'Managed decline' and 'first one out' are commercially viable options for oil majors in a two degrees world, new research suggests
New research released today suggests the only commercially viable future for oil majors in a carbon constrained world is a gradual winding down of their operations or a quick sell off of assets.
The report, from environmental think tank E3G and the Oxford Sustainable Finance Programme, simulated a scenario under which the world's largest oil companies would be forced to shift their business models in line with a 2C trajectory for global emissions, as agreed by governments under the Paris Agreement.
It is based on the results of a 'wargaming' experiment where decision-making by competing oil executives is simulated over several decades. Participants in the game that informed the study included current and former professionals in the extractives and investment industry.
It found that oil firms' best chance of commercial survival is to rapidly diversify from fossil fuels into alternative technologies such as renewable energy, and gradually retire upstream fossil fuel assets.
While a number of highprofile oil and gas firms have started to step up investment in cleaner energy in recent years, very few, if any, have acknowledged the need to start retiring fossil fuel assets.
"Out of five possible strategies, only 'managed decline' and 'first one out' are commercially viable options for International Oil Corporations ," said Ingrid Holmes, director at E3G. "These are the most difficult to implement as they require long-term planning and shifting investor attitudes."
But firms will have to be prepared to experience significant challenges in the short-term, warned Ben Caldecott, director of the Oxford Sustainable Finance Programme at the University of Oxford.
"Diversification at the speed required to ensure survival will entail lower dividend payments to shareholders, especially in the short to medium term," he said. "These are the kind of grown up conversations that companies and their investors need to have as soon as possible. A deal can be struck now between companies and their shareholders to ensure their long-term future and one that is also compatible with the rapid decarbonisation of the global economy."

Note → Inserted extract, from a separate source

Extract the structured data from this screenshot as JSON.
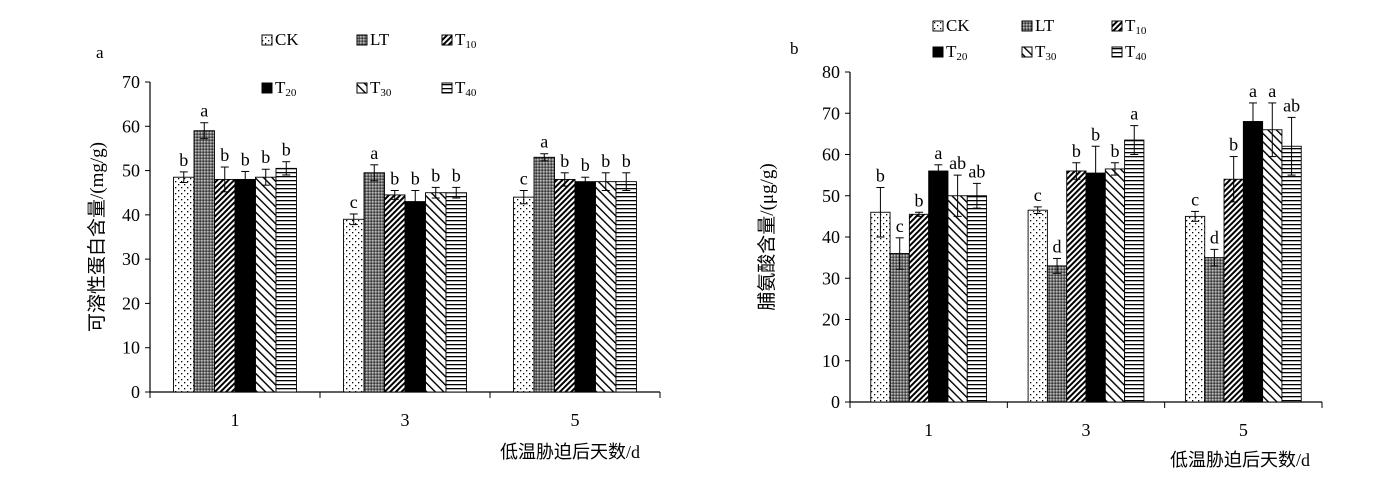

The researchers also warned the costs associated with transitioning to a clean energy economy are likely to increase with time, so policymakers must act quickly to set out a clear pathway for investors and societies to minimise the financial impact.
The results follow reports from oil majors including Chevron and Exxon which for the first time spelled out the carbon majors' vulnerability to a 2C scenario. But while most oil companies acknowledged the rapid transition underway in their industries, they broadly concluded that the low-carbon shift poses little risk to their business strategy.
This is despite evidence suggesting investment decisions taken over the next few years could put $2.3tr of capital at risk unless oil and gas firms explicitly align their business strategies with a 2C scenario.
Talk of 'managed decline' and 'first one out' will be understandably to many within the oil industry, not to mention the treasuries around the world that rely on them for revenues. But the hope is that the latest report in a growing series of investigations on the implications of the 'carbon bubble' will serve as a wake up call. After all, it is increasingly hard to argue with the underlying logic the meeting the goals of the Paris Agreement means leaving fossil fuel assets in the ground. If demand for oil does start to decline as planned, then 'managed decline' may be the only option for the industry that dominated the last century.